The Army chief sought to dispel myths surrounding defence expenditure, insisting that almost 35 percent of the defence budget goes in the nation-building process.
General Rawat, who delivered a lecture on " Changing Security Environment : The Role of Indian Army', said that "there is a belief that the defence expenditure is actually a burden on the state. They believe that whatever put in defence it is something that comes without any returns. I want to dispel that myth."
"Is entire Defence expenditure being utilized only for maintaining military? This is the second myth I wish to dispel. Almost 35% of our budget goes into nation building, He further said.
A major part of the Army's budget was being utilised in developing infrastructure, schools and hospitals in remote areas of the country, Rawat said.

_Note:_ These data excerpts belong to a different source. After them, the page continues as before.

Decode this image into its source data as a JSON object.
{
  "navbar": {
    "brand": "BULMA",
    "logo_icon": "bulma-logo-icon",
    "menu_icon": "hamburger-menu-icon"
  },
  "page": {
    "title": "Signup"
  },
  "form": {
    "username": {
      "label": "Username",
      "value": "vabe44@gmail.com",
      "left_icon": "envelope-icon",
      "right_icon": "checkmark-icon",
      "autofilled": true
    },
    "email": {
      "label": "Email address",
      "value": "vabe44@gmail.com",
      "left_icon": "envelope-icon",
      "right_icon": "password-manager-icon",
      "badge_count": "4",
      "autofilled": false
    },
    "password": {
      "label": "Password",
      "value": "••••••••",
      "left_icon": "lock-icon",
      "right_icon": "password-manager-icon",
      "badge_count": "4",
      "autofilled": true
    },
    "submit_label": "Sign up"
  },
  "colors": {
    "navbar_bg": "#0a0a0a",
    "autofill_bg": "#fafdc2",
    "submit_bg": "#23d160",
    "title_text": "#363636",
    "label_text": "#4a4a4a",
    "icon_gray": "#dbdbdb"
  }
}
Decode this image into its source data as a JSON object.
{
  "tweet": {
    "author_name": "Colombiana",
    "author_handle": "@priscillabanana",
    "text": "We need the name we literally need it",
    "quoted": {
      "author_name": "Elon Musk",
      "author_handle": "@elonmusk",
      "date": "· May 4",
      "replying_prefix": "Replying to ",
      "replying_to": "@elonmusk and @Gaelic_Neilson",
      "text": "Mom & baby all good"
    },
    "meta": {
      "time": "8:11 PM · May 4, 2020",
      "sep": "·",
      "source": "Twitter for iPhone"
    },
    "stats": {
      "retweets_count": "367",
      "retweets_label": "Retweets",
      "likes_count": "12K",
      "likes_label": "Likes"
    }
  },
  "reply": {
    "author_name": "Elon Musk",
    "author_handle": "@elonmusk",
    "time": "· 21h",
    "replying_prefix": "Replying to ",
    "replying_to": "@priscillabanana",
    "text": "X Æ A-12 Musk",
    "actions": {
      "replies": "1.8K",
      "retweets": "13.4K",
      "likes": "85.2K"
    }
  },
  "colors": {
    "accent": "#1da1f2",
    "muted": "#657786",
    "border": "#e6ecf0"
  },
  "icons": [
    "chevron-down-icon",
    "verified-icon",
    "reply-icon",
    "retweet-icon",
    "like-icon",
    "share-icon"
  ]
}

"When we develop infrastructure on our borders, we are connecting the people who live in far areas with mainland. This helps in uniting the nation," he said.
Rawat hails China's military might
The Army chief also acknowledged the military might of China, saying "Chinese have finally arrived".
"Chinese have finally arrived. I can say that. They did not forget that military power should rise simultaneously with economy," said General Rawat. He further acknowledged that China stands "strong today in the world order, challenging the might of the US".
According to the Army chief, counties across the world have started looking up to India after the rise of China. He said, "As China has risen, countries have started looking up to India to see whether we can also become a nation that can balance the rise of China."
It was because of China's assertiveness that the focus of the international community shifted towards the Indo-Pacific region, said General Rawat.
This comes days after the Army chief blamed Pakistan and China for influx of illegal immigrants from Bangladesh. He had said that it is part of a proxy warfare by Pakistan, which is getting support from China with an aim to keep the area disturbed.
"I think the proxy game is very well played by our western neighbour, supported by our northern border (China) to keep the area disturbed. We will continue to see some migration happening. The solution lies in identifying the problem and holistically looking at it," he had said.
India and China recently ended about a 70-day long military standoff at the Doklam tri-junction near the Sikkim border which had strained bilateral ties.